Je me rappelle ma surprise, la première fois que je l’aperçus. C’était là cette Reine qui aurait un nom dans l’histoire, cette Reine toute vivante entrée dans la légende, sœur en poésie des princesses fameuses par l’infortune ou la beauté ! Elle visitait un hôpital d’enfants : et rien qu’à la voir se pencher sur chaque petit lit, jouer avec l’enfant, l’embrasser, lui parler de cette voix qu’on entend à peine, singulièrement sourde et grave, et qui n’est qu’un souffle, on avait l’impression d’une tendresse si rare qu’elle devenait presque un pouvoir de guérir. La salle en fut illuminée. Un de ces pauvres mioches, gagné par cette liesse, dans sa chemise de cotonnade rose, fit sur son lit un saut de carpe.

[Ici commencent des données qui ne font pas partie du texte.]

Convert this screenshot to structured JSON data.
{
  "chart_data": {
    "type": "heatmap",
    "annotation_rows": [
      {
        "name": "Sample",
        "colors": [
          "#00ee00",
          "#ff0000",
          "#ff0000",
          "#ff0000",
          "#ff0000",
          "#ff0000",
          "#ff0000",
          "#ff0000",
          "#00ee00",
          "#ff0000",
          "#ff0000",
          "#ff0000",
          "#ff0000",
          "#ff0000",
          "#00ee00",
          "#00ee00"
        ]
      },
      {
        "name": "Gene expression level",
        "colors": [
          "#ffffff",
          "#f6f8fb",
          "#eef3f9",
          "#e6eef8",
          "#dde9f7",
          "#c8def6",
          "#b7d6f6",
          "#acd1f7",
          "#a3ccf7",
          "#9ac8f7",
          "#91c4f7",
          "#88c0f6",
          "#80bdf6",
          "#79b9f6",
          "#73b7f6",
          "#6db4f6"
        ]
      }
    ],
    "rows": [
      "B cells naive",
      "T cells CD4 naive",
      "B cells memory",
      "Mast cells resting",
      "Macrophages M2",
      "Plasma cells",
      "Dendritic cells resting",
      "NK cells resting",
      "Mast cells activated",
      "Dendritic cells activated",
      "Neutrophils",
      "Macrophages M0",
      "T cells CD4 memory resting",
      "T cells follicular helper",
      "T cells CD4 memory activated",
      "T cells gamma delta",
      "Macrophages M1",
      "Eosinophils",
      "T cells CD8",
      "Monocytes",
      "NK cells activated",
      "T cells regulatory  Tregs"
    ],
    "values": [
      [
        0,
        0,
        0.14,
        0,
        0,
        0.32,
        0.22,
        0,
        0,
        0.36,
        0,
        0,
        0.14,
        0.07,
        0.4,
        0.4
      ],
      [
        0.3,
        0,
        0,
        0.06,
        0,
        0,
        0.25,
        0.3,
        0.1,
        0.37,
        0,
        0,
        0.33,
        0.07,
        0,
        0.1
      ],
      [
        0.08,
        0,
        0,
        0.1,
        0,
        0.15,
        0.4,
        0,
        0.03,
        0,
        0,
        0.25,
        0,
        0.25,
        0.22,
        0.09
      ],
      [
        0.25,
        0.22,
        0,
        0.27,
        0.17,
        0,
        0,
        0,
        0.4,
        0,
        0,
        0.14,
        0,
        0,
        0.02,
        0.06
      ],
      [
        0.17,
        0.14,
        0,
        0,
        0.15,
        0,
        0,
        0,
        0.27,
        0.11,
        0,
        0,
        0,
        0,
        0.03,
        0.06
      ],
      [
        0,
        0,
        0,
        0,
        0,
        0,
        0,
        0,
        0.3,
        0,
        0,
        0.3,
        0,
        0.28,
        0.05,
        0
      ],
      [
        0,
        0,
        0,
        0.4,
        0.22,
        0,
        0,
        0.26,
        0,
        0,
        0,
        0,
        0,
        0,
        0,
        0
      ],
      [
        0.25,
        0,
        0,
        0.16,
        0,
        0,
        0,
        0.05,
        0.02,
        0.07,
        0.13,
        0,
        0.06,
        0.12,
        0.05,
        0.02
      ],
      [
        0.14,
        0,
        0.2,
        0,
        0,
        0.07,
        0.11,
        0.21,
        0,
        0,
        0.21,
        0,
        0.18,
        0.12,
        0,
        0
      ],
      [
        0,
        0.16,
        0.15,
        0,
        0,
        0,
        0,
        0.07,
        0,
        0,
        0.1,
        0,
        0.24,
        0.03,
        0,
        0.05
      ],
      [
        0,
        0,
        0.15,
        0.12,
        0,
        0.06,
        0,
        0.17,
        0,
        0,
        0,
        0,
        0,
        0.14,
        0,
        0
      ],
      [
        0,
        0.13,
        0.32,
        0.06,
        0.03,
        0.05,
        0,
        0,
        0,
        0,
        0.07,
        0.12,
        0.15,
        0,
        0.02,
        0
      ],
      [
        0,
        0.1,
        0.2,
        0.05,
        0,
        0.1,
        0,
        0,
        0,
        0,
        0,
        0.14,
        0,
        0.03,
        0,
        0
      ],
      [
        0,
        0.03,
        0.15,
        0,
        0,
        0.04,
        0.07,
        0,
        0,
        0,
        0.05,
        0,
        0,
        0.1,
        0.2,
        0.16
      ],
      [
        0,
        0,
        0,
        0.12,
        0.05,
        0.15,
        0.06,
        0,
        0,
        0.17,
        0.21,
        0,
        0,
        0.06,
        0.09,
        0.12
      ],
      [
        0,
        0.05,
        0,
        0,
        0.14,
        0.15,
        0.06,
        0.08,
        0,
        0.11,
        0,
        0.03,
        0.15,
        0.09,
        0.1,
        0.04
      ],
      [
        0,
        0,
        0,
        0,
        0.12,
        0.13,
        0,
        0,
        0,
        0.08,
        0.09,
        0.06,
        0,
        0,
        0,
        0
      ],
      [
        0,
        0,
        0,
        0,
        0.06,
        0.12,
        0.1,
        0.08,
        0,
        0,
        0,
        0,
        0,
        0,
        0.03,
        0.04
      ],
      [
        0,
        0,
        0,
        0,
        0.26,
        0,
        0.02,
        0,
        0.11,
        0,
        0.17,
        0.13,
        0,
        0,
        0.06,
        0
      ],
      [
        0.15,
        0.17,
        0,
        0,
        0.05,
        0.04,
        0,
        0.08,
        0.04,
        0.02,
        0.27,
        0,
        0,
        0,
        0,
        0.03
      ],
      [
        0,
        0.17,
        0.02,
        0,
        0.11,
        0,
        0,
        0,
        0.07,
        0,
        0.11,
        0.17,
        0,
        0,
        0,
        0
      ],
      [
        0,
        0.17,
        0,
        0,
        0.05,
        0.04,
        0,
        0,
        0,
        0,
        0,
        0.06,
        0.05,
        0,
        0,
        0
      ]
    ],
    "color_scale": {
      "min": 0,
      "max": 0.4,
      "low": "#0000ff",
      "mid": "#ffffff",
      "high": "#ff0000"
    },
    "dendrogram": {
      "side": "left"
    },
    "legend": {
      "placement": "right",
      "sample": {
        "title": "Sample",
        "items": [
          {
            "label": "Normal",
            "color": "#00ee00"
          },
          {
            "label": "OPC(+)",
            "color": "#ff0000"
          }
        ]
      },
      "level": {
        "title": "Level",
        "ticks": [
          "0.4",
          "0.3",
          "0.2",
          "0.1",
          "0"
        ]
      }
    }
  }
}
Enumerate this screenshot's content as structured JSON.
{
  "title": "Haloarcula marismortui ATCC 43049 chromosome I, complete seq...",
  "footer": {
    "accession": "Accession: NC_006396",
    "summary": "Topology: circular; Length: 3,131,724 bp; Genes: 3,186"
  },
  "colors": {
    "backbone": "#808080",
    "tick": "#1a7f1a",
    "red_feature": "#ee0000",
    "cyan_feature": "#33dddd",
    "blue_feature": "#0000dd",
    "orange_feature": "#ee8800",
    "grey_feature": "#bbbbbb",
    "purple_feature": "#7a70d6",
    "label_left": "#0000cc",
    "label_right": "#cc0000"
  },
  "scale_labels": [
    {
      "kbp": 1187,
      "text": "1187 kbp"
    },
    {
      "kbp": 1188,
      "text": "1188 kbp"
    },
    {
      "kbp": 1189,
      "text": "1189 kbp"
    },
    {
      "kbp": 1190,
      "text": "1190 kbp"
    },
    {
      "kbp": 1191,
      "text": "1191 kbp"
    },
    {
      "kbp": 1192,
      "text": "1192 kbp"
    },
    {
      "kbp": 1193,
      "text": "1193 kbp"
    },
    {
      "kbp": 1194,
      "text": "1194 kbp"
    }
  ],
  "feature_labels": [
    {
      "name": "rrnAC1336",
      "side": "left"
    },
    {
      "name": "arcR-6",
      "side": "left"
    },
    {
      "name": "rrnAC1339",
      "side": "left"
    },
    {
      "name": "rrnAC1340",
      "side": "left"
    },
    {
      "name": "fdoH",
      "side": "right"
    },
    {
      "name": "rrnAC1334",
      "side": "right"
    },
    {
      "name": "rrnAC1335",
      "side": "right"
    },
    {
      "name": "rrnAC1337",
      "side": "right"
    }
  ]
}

Je la revis cette année, le dimanche de Pâques, dans cette chapelle de La Panne dont elle s’était plu à faire un reliquaire des églises du champ de bataille. La chapelle, — c’était au début de l’offensive de mars, — était toute désolée, veuve de ses œuvres d’art, moins altérée pourtant que le visage de la Reine : visage inoubliable, ce jour-là, d’angoisse contenue, avec ses pauvres traits et ses doux yeux à faire pitié, sa mine qui trahissait le tourment de tant de mauvaises nuits.

A quoi songe-t-elle aujourd’hui ? Peut-être, au milieu de ce triomphe, si elle vient à penser à ces années d’exil, à ce temps d’avenir douteux où il semblait que tout lui manquait sur la terre, se dit-elle que ce fut là pourtant le beau temps de sa vie ; peut-être regarde-t-elle sans amertume ces jours de tempête et de hasard, de gloire et d’aventure et ne dit-elle pas adieu sans regret à cette vie de campagne, parmi la guerre et les périls, qui a fait d’elle l’héroïne que la patrie accueille avec des transports d’amour.


V. — LE CARDINAL MERCIER

Anvers, 19 novembre. — Les conventions de l’armistice s’exécutent, la marche de nos armées suit la retraite allemande ; nous entrons aujourd’hui dans Anvers.